Sometimes it doesn’t, even for the singer. “After the last one, I just felt like it was so negative, and I just felt for a long time, why make music? Because my whole being was so negative; that’s all I was to everybody that I was around. I thought, shit, I’m just projecting this intense negativity onto the ten people who buy these records. And then I decided I don’t even want to make ’em, it’s all so depressing.”

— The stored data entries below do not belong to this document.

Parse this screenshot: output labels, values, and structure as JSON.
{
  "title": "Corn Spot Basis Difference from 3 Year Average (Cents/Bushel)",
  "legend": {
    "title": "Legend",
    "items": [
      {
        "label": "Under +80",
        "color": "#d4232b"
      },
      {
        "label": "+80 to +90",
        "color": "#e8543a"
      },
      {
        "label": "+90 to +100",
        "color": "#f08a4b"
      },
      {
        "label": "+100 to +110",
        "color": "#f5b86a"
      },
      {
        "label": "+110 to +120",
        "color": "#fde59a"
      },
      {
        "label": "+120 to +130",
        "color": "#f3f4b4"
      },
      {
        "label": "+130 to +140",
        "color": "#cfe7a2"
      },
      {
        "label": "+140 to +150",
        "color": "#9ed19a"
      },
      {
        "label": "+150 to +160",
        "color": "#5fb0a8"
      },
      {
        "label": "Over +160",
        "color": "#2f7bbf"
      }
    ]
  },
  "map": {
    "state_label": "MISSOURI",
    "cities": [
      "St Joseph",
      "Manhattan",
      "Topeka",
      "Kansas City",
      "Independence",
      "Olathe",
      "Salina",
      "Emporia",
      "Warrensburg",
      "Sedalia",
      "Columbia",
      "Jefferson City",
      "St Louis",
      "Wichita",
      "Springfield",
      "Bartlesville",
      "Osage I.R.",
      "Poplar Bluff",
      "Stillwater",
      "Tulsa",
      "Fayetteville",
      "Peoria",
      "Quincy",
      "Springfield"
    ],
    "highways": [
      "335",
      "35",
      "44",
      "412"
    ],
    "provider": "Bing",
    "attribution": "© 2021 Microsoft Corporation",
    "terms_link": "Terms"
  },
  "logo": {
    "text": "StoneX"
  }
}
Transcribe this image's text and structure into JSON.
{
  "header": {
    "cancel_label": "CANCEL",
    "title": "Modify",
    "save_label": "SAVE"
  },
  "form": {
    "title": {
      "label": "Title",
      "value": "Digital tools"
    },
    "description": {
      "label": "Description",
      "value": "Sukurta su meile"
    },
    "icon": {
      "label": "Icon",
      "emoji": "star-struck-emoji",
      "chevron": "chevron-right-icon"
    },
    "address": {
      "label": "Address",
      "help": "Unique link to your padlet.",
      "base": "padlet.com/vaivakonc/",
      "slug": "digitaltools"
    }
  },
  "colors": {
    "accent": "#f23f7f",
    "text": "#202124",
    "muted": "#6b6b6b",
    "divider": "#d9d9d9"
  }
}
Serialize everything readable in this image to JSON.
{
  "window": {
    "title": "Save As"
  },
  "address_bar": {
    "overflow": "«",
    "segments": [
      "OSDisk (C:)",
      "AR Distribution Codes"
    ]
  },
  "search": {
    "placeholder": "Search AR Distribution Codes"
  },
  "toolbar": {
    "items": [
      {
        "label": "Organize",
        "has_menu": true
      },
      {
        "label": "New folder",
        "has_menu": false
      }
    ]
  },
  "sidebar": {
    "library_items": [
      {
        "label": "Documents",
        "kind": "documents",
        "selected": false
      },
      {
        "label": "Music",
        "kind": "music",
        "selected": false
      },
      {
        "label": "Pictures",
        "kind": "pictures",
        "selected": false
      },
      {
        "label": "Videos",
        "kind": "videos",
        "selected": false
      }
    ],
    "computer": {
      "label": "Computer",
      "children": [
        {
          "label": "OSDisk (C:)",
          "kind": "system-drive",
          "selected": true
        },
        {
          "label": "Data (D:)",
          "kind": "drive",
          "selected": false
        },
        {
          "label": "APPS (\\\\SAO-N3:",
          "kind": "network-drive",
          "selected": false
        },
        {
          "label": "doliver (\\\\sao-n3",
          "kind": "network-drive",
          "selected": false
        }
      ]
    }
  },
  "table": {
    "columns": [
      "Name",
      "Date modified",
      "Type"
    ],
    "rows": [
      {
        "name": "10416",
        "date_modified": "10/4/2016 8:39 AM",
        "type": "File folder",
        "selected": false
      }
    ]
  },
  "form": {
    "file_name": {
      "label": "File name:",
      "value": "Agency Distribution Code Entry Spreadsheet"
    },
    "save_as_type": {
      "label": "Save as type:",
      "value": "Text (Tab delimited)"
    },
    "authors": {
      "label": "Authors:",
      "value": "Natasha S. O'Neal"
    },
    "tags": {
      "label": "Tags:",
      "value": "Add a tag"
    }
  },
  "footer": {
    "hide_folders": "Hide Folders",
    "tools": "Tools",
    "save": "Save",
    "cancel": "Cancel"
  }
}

Lanegan will tell you he sings to meet girls, because it’s easier than working, because he’s unqualified to do anything else. And that singing saved his life. He believes all those things, perhaps equally.
“This is cliche and stupid, but I know I wouldn’t even be around [without the Trees]. I mean, [Trees guitarist] Lee Conner taught me how to sing, line by line. I was homeless at 20, the first go-round, and just out of jail, and those guys were kids who went to church school and didn’t swear. And they gave me a place to live, gave me a job repossessing appliances. I don’t think music would have been what I would have chosen. I didn’t realize that the thing I heard my entire life was really music. But there was always something there. And it was a relief to find out that’s what it was. And to have these guys who, for whatever reason, really, wanted me around.”
Now 33 and living in a friend’s Los Angeles art studio, Lanegan for the first time faces the odd question of what to do with the rest of a life he has only lately come to value. “Here I am, still hanging on. Hello,” he sings on “Wheels,” the album’s centerpiece. Mike Stinette’s saxophone winds gently around his voice: “You’ve got to walk in the morning sun, and got to smile with everyone.”
“I thought, if there’s a point in being here, I guess I’ll make records. I’m going to try, in whatever way I can, to make it a little more positive,” and here he offers that brief laugh for proof. “I hope it comes across. But I can’t really consciously try and make something positive, either; otherwise it’s just ridiculous. I played it for my sister, and it made her cry. And I thought, shit, here we go again. But she said they were good tears.”
No Depression co-editor Grant Alden was managing editor of The Rocket in Seattle from 1989-1994. He never met Kurt Cobain, nor Eddie Vedder.